Credit for coining
the concept of “consequential epidemiology” is given to Bill
Foege, former CDC Director who presented the concept publicly
for the first time as part of his Wade Hampton Frost Lecture at
the American Public Health Association meeting in 1983, according
to Jim Marks, Senior Vice President at the Robert Wood
Johnson Foundation and former Director of the Chronic Disease
Center at CDC. In an article published in Preventing Chronic
Disease (1), Marks has described the context for Foege’s remarks
as a time when a debate was taking place in epidemiology about
whether epidemiologists should engage in the political process.
Harsh Judgment
Foege’s view was
that public health work occurs in a political context. Divorced
from that context, our science is stillborn, a missed opportunity,
said Marks. Furthermore, to pretend otherwise is self delusion and
a failure of vision and responsibility.
Guilty
Profession?
Are
epidemiologists as a professional group guilty of these failures?
Sandro Galea in his recent SER Presidential Address (see
related story in this issue) comes close to this conclusion by
seeing a gross failure to make a difference on key indicators of
population health in the US. Unlike Galea, Foege at the time did
not appear to be addressing any lack of impact on population
health, but he made clear, as does Galea, that epidemiologists
have the responsibility for population health, and US health has
been markedly worse than health in many other countries for many
years.
Ward Cates
Another former CDC
epidemiologist to pick up on the concept of consequential
epidemiology is Ward Cates who used the concept in his SER
Presidential Address covered in The Epidemiology Monitor in July
1994. At that time, Cates was optimistic about the future of
epidemiology because the health care reform movement was calling
for more outcomes research and Cates believed that epidemiology
was ideally suited for this work. To actualize the enormous
potential of epidemiology in the era of heath reform, Cates said
the key will be the ability to market our epidemiologic skills in
a way that is seen by society as making a difference.
Epidemiologists need to ask themselves---1) do our inferences work
to change people’s lives, and 2) what do interventions cost for
the benefits they provide? He called on epidemiologists, much as
Galea did in his SER address, to reframe our science to emphasize
consequential outcomes.
Cates Revisited
In a postscript to his 1994 SER talk written in
2000 and published in Epidemiology Wit and Wisdom, Cates
told the Monitor “the use of scientific data to answer key
questions is a necessary, but not a sufficient step along the
pathway to promote public health action. He called for
epidemiology to include other disciplines, other prevention
sciences within its scope to become truly consequential.
Jim Marks
Jim Marks,
in his Langmuir Lecture at CDC in 2009, presented his views about
what makes epidemiology consequential. As reported in the
Epidemiology Monitor in April 2009, he stated that the central
purpose of epidemiology is to “find, assess, and confirm truth”

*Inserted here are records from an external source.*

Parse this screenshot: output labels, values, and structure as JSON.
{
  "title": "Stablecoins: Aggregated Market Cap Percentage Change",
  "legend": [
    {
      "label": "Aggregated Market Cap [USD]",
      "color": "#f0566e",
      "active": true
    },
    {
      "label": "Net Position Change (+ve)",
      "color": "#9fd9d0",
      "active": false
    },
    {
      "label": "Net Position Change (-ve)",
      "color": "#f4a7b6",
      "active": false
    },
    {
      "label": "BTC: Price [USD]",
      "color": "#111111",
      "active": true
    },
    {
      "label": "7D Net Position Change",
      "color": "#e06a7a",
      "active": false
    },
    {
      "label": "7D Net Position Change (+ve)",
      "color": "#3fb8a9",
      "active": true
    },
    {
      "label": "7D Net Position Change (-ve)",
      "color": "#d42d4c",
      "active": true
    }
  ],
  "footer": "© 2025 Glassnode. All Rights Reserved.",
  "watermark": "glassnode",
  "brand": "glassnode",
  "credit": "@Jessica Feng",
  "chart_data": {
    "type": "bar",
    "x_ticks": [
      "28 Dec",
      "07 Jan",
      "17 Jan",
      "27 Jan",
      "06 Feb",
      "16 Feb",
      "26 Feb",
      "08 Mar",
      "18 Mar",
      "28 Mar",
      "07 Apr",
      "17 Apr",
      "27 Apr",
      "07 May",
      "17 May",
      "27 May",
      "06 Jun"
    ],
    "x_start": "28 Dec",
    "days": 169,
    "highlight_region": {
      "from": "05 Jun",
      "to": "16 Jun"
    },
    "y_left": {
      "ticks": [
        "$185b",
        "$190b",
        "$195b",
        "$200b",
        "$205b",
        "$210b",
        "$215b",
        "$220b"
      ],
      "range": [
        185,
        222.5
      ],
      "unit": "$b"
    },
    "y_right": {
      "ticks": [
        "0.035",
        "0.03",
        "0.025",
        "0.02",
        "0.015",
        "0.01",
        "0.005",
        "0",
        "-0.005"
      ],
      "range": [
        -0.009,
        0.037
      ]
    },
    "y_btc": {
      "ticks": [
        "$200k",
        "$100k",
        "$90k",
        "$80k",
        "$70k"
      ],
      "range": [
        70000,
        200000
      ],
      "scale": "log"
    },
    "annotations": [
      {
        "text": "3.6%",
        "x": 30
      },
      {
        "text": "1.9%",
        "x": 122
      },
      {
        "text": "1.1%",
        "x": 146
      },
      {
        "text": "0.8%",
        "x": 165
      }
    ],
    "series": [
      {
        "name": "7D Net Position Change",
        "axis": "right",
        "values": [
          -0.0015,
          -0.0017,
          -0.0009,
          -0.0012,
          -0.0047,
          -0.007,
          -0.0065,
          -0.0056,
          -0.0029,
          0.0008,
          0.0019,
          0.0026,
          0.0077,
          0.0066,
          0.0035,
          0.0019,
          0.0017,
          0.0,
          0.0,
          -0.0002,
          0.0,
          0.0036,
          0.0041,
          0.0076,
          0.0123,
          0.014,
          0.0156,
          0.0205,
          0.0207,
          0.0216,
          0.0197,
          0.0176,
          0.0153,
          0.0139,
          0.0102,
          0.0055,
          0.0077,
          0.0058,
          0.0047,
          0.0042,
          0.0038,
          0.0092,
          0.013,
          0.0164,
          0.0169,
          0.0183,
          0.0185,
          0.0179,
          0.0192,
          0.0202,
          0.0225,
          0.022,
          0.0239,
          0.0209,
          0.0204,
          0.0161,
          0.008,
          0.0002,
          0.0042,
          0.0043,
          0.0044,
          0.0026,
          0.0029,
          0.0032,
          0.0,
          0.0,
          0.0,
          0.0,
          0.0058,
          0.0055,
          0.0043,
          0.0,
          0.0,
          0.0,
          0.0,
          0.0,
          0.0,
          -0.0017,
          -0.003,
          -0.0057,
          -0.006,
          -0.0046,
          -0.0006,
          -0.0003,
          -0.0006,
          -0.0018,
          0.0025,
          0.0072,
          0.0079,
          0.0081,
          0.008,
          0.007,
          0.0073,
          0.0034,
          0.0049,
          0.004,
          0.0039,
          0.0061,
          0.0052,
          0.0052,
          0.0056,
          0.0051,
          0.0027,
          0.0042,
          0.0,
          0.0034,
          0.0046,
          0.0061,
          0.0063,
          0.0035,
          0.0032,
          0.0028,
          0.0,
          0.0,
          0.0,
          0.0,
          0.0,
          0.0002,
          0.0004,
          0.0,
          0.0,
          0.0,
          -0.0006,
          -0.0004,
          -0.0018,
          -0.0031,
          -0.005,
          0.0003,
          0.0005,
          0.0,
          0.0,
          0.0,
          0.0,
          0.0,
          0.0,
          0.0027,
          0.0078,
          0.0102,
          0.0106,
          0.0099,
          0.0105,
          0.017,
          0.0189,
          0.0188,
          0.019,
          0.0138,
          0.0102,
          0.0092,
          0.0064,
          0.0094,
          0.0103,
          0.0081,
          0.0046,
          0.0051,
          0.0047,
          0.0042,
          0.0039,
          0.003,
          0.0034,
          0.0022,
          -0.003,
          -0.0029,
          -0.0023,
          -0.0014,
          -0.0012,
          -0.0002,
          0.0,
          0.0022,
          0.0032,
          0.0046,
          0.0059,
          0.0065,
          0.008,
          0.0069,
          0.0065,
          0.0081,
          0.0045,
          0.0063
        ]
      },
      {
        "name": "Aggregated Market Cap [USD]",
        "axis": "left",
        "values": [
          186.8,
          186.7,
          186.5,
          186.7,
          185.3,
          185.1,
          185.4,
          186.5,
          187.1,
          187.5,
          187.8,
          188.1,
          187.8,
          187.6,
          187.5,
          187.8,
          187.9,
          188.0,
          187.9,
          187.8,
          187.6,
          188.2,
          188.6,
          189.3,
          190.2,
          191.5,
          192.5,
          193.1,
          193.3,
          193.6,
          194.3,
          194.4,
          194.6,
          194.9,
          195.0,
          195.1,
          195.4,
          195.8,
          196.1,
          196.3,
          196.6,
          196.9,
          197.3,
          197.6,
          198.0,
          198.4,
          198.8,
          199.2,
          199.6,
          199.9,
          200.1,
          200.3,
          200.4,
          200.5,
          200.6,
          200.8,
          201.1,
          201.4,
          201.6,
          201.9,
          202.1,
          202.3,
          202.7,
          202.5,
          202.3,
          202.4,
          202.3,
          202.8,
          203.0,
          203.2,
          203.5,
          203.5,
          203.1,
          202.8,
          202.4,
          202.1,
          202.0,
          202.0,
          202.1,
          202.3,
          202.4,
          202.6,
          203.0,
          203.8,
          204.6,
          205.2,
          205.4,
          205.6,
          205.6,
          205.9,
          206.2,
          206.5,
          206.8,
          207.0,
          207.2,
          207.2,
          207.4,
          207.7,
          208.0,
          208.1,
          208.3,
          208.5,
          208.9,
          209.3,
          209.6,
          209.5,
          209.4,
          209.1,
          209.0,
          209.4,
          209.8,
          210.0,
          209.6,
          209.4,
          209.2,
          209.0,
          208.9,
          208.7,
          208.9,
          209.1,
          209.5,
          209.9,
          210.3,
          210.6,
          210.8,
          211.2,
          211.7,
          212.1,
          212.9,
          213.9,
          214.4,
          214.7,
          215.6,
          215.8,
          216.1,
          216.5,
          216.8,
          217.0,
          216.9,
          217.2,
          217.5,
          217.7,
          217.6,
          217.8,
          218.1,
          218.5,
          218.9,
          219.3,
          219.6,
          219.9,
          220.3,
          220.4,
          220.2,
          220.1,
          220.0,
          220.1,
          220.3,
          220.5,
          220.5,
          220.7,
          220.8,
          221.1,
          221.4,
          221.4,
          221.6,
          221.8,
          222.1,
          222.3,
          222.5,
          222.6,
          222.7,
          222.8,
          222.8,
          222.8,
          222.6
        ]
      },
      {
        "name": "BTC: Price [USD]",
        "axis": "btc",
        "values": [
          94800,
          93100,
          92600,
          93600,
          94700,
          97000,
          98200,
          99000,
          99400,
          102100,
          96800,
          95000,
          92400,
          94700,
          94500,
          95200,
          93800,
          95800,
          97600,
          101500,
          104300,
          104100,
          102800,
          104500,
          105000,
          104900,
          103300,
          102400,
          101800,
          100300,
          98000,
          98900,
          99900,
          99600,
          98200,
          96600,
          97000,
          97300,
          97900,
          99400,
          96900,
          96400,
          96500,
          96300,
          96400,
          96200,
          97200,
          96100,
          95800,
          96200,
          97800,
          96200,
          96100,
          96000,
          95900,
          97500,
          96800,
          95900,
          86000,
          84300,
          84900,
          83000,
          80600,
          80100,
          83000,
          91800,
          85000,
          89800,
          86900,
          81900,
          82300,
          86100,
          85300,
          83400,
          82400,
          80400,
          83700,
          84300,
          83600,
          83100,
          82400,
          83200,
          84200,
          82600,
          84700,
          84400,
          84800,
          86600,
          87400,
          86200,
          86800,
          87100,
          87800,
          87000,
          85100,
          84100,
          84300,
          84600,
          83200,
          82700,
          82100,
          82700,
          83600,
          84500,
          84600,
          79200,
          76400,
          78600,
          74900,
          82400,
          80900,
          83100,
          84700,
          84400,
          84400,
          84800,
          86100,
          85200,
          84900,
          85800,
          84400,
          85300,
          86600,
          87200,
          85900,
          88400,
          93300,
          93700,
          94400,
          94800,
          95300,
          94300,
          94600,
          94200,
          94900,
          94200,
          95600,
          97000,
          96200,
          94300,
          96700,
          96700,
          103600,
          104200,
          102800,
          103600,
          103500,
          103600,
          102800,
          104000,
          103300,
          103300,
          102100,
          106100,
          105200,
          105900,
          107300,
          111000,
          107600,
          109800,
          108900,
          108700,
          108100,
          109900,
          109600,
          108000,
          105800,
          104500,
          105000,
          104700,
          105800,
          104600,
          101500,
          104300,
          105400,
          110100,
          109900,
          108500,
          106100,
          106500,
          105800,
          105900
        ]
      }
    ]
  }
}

and that role differs from the activist role. He stated that
scientific discovery and widespread application of findings must
never be separated, “as each bears little fruit without the
other.” He called this a defining tension for epidemiologists and
for all of public health.
Galea’s remarks at
SER on the need for recalibration of epidemiology is another way
of saying that epidemiologists have been addressing this tension
in a way which defines them as too unconcerned with making a
difference in population health.
Marshfield
Clinic Mission
Other speakers
over the years have discussed the concept of consequential
epidemiology and at least one research group, the Marshfield
Clinic Research Foundation has adopted consequential epidemiology
as a guiding principle. In its mission statement, the Clinic
focuses on consequential epidemiology defined as applied research
questions that make a difference in the lives of people. The
Clinic states that its mission is to improve population health and
patient care outcomes by leading and promoting consequential
epidemiology research.
Epi
SubSpecialty
A recent paper in
Epidemiology by David Dowdy and Madhukar Pai
shared Galea’s concern about the need to make a greater impact on
population health. The authors proposed the creation of
Accountable Health Advocates as a subspecialty in epidemiology
that could be more focused on translation. However, commentators
on the proposal were generally not receptive because of fear the
new subspecialty would diminish the responsibility all
epidemiologists have for translating knowledge into action.
Dowdy and Pai told the Monitor in October last year“there is a
surplus of relevant public health evidence, and a deficit in the
utilization of these findings to improve population health. They
argued that a greater balance needs to come about and will come
about between the creation of knowledge and the use of this
knowledge. Otherwise public support will become unsustainable and
unjustifiable. The balance they called for is reminiscent of the
recalibration Galea described in his SER talk.